Wide receiver makes the catch of a lifetime: Child thrown from burning building

Phillip Blanks played wide receiver in college but his greatest catch was to save the life of a child thrown from a burning building.

KTRK logo
Wednesday, July 8, 2020
Man catches toddler flung from balcony during apartment fire
It was a heart-stopping moment -- a mother trapped inside a burning Phoenix apartment. Her last action was flinging her 3-year-old son to safety off the third-floor balcony.

Phillip Blanks played wide receiver at a college in Southern California, but the greatest catch he ever made in his life came long after his playing career ended.

Heart-stopping video shows Blanks diving to catch a 3-year-old boy thrown off the balcony of a burning building in Phoenix on July 3.

"Instinct. There wasn't much thinking. I just reacted. I just did it," he told our sister station KABC-TV in recalling the moment.

Another nearby family was forced to throw their son and dog to safety as their unit burned down as well.

Phoenix police said the two children rescued from the first unit have serious but non life-threatening burns. The children's 30-year-old mother died in the fire. Their father was at work when the blaze broke out.

The cause is still under investigation.

Blanks, 28, said he was raised with the mindset of always looking to help others. He served in the U.S. Marines and now works in the security industry.

And, of course, his time as a wide receiver at Saddleback College in Orange County, California, was a big help.

Phillip Blanks played wide receiver at a Southern California college but his greatest catch was to save the life of a child thrown from a burning building.

"I know how to catch," he said. "I've learned how to catch a football. So I'll give some credit to football."

Blanks said he was home when he heard a lot of commotion outside his building. Thinking perhaps there was a fight or some other disturbance, he went to look.

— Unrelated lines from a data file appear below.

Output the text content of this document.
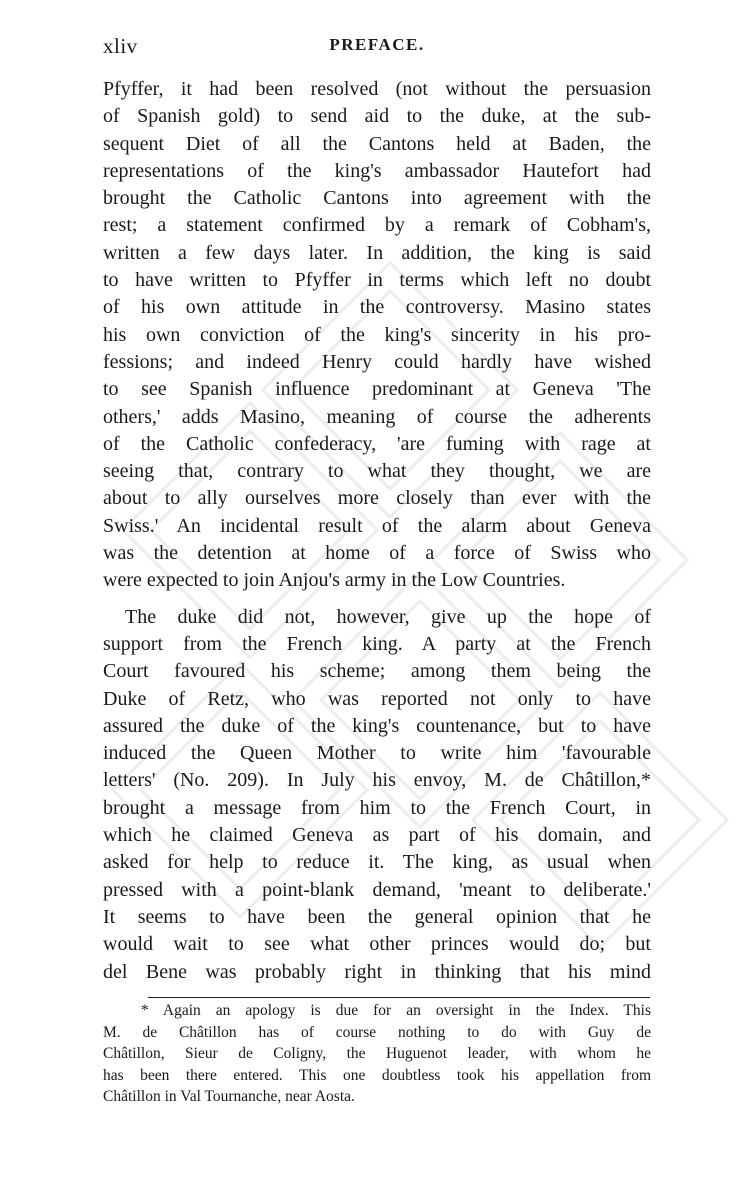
xliv	PREFACE.
Pfyffer, it had been resolved (not without the persuasion
of Spanish gold) to send aid to the duke, at the sub-
sequent Diet of all the Cantons held at Baden, the
representations of the king's ambassador Hautefort had
brought the Catholic Cantons into agreement with the
rest; a statement confirmed by a remark of Cobham's,
written a few days later. In addition, the king is said
to have written to Pfyffer in terms which left no doubt
of his own attitude in the controversy. Masino states
his own conviction of the king's sincerity in his pro-
fessions; and indeed Henry could hardly have wished
to see Spanish influence predominant at Geneva 'The
others,' adds Masino, meaning of course the adherents
of the Catholic confederacy, 'are fuming with rage at
seeing that, contrary to what they thought, we are
about to ally ourselves more closely than ever with the
Swiss.' An incidental result of the alarm about Geneva
was the detention at home of a force of Swiss who
were expected to join Anjou's army in the Low Countries.
The duke did not, however, give up the hope of
support from the French king. A party at the French
Court favoured his scheme; among them being the
Duke of Retz, who was reported not only to have
assured the duke of the king's countenance, but to have
induced the Queen Mother to write him 'favourable
letters' (No. 209). In July his envoy, M. de Châtillon,*
brought a message from him to the French Court, in
which he claimed Geneva as part of his domain, and
asked for help to reduce it. The king, as usual when
pressed with a point-blank demand, 'meant to deliberate.'
It seems to have been the general opinion that he
would wait to see what other princes would do; but
del Bene was probably right in thinking that his mind
* Again an apology is due for an oversight in the Index. This
M. de Châtillon has of course nothing to do with Guy de
Châtillon, Sieur de Coligny, the Huguenot leader, with whom he
has been there entered. This one doubtless took his appellation from
Châtillon in Val Tournanche, near Aosta.
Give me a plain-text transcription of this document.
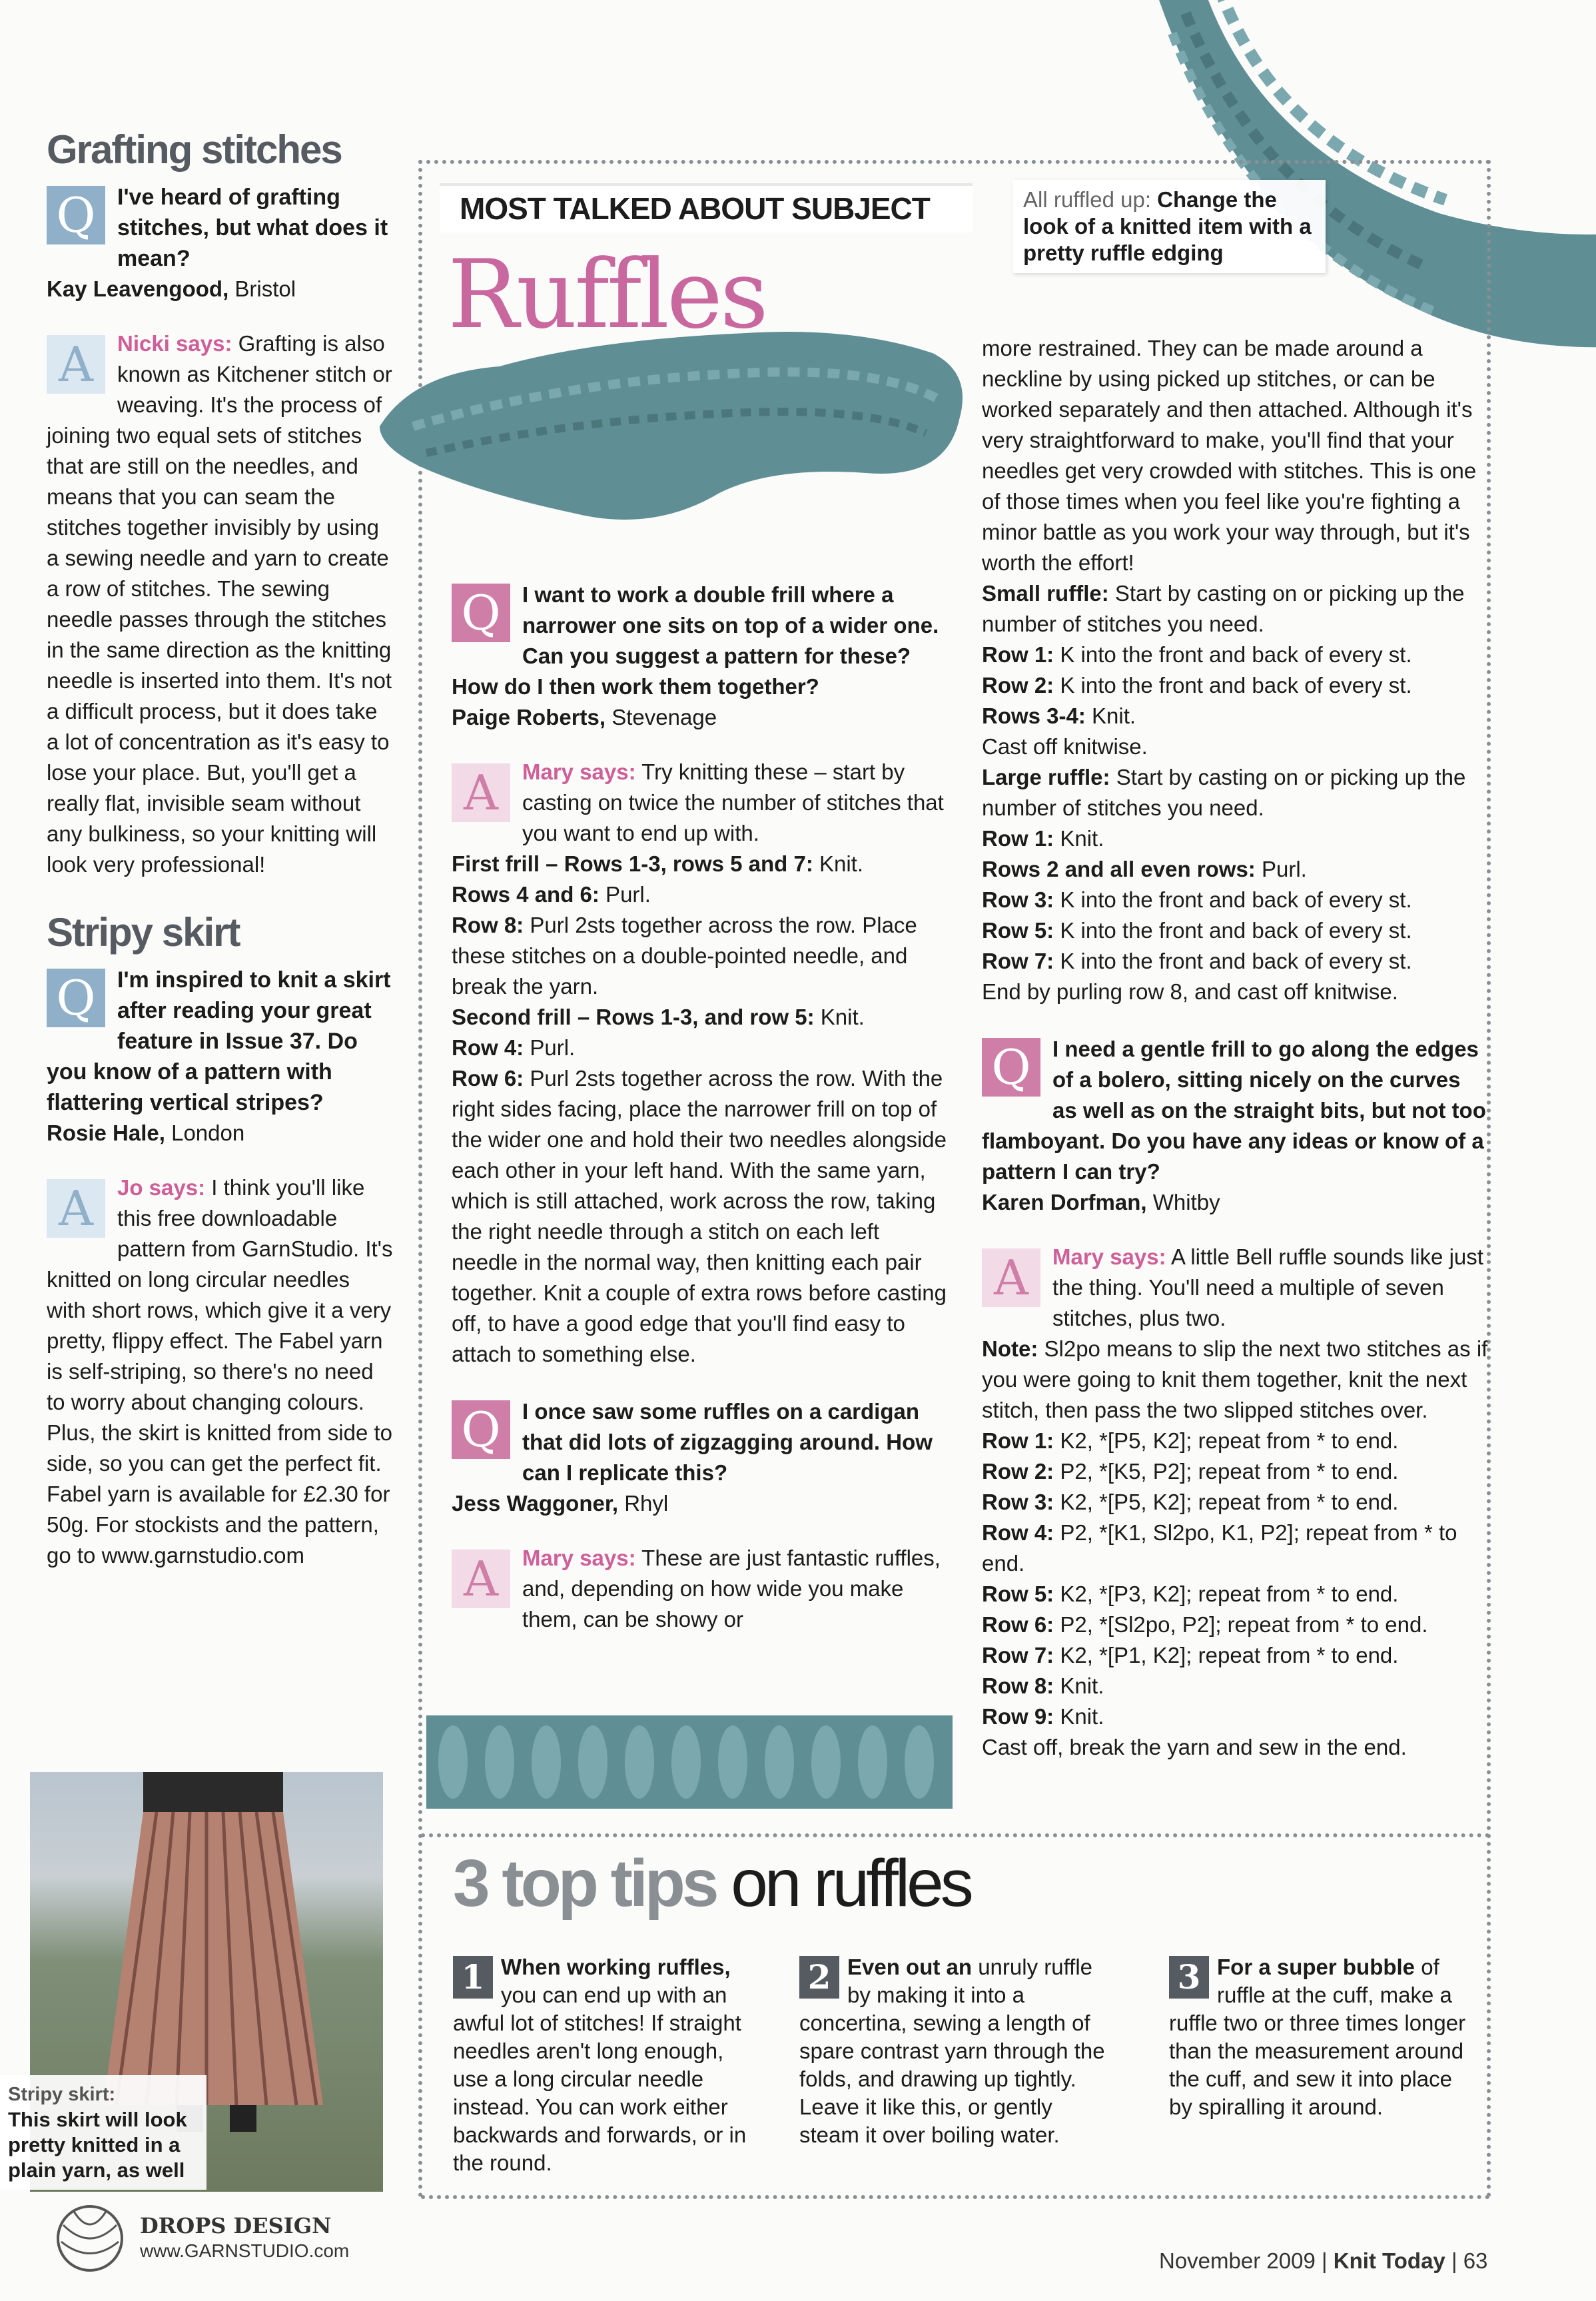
Grafting stitches
Q I've heard of grafting stitches, but what does it mean?
Kay Leavengood, Bristol
A	Nicki says: Grafting is also known as Kitchener stitch or weaving. It's the process of joining two equal sets of stitches that are still on the needles, and means that you can seam the stitches together invisibly by using a sewing needle and yarn to create a row of stitches. The sewing needle passes through the stitches in the same direction as the knitting needle is inserted into them. It's not a difficult process, but it does take a lot of concentration as it's easy to lose your place. But, you'll get a really flat, invisible seam without any bulkiness, so your knitting will look very professional!
Stripy skirt
Q I'm inspired to knit a skirt after reading your great feature in Issue 37. Do you know of a pattern with flattering vertical stripes?
Rosie Hale, London
A	Jo says: I think you'll like this free downloadable pattern from GarnStudio. It's knitted on long circular needles with short rows, which give it a very pretty, flippy effect. The Fabel yarn is self-striping, so there's no need to worry about changing colours. Plus, the skirt is knitted from side to side, so you can get the perfect fit. Fabel yarn is available for £2.30 for 50g. For stockists and the pattern, go to www.garnstudio.com
Stripy skirt:
This skirt will look pretty knitted in a plain yarn, as well
DROPS DESIGN
www.GARNSTUDIO.com
MOST TALKED ABOUT SUBJECT
Ruffles
All ruffled up: Change the look of a knitted item with a pretty ruffle edging
Q I want to work a double frill where a narrower one sits on top of a wider one. Can you suggest a pattern for these? How do I then work them together?
Paige Roberts, Stevenage
A	Mary says: Try knitting these – start by casting on twice the number of stitches that you want to end up with.
First frill – Rows 1-3, rows 5 and 7: Knit.
Rows 4 and 6: Purl.
Row 8: Purl 2sts together across the row. Place these stitches on a double-pointed needle, and break the yarn.
Second frill – Rows 1-3, and row 5: Knit.
Row 4: Purl.
Row 6: Purl 2sts together across the row. With the right sides facing, place the narrower frill on top of the wider one and hold their two needles alongside each other in your left hand. With the same yarn, which is still attached, work across the row, taking the right needle through a stitch on each left needle in the normal way, then knitting each pair together. Knit a couple of extra rows before casting off, to have a good edge that you'll find easy to attach to something else.
Q I once saw some ruffles on a cardigan that did lots of zigzagging around. How can I replicate this?
Jess Waggoner, Rhyl
A	Mary says: These are just fantastic ruffles, and, depending on how wide you make them, can be showy or
more restrained. They can be made around a neckline by using picked up stitches, or can be worked separately and then attached. Although it's very straightforward to make, you'll find that your needles get very crowded with stitches. This is one of those times when you feel like you're fighting a minor battle as you work your way through, but it's worth the effort!
Small ruffle: Start by casting on or picking up the number of stitches you need.
Row 1: K into the front and back of every st.
Row 2: K into the front and back of every st.
Rows 3-4: Knit.
Cast off knitwise.
Large ruffle: Start by casting on or picking up the number of stitches you need.
Row 1: Knit.
Rows 2 and all even rows: Purl.
Row 3: K into the front and back of every st.
Row 5: K into the front and back of every st.
Row 7: K into the front and back of every st.
End by purling row 8, and cast off knitwise.
Q I need a gentle frill to go along the edges of a bolero, sitting nicely on the curves as well as on the straight bits, but not too flamboyant. Do you have any ideas or know of a pattern I can try?
Karen Dorfman, Whitby
A	Mary says: A little Bell ruffle sounds like just the thing. You'll need a multiple of seven stitches, plus two.
Note: Sl2po means to slip the next two stitches as if you were going to knit them together, knit the next stitch, then pass the two slipped stitches over.
Row 1: K2, *[P5, K2]; repeat from * to end.
Row 2: P2, *[K5, P2]; repeat from * to end.
Row 3: K2, *[P5, K2]; repeat from * to end.
Row 4: P2, *[K1, Sl2po, K1, P2]; repeat from * to end.
Row 5: K2, *[P3, K2]; repeat from * to end.
Row 6: P2, *[Sl2po, P2]; repeat from * to end.
Row 7: K2, *[P1, K2]; repeat from * to end.
Row 8: Knit.
Row 9: Knit.
Cast off, break the yarn and sew in the end.
3 top tips on ruffles
1 When working ruffles, you can end up with an awful lot of stitches! If straight needles aren't long enough, use a long circular needle instead. You can work either backwards and forwards, or in the round.
2 Even out an unruly ruffle by making it into a concertina, sewing a length of spare contrast yarn through the folds, and drawing up tightly. Leave it like this, or gently steam it over boiling water.
3 For a super bubble of ruffle at the cuff, make a ruffle two or three times longer than the measurement around the cuff, and sew it into place by spiralling it around.
November 2009 | Knit Today | 63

Then he heard someone yell about a fire and ran outside barefoot.

He immediately focused on the patio, saw what was about to happen, and ran up just in time.

"He was twirling in the air like a propeller," he said. "I just did my best. His head landed perfectly on my elbow. His ankle got twisted up as I was diving. The guy who was there with me -- it looked like he wasn't going to catch him. So that's why I stepped in. I just wanted to make a better catch."

But Blanks said the children's mother is the real hero of the story.

"She made the ultimate sacrifice to save her children," he said.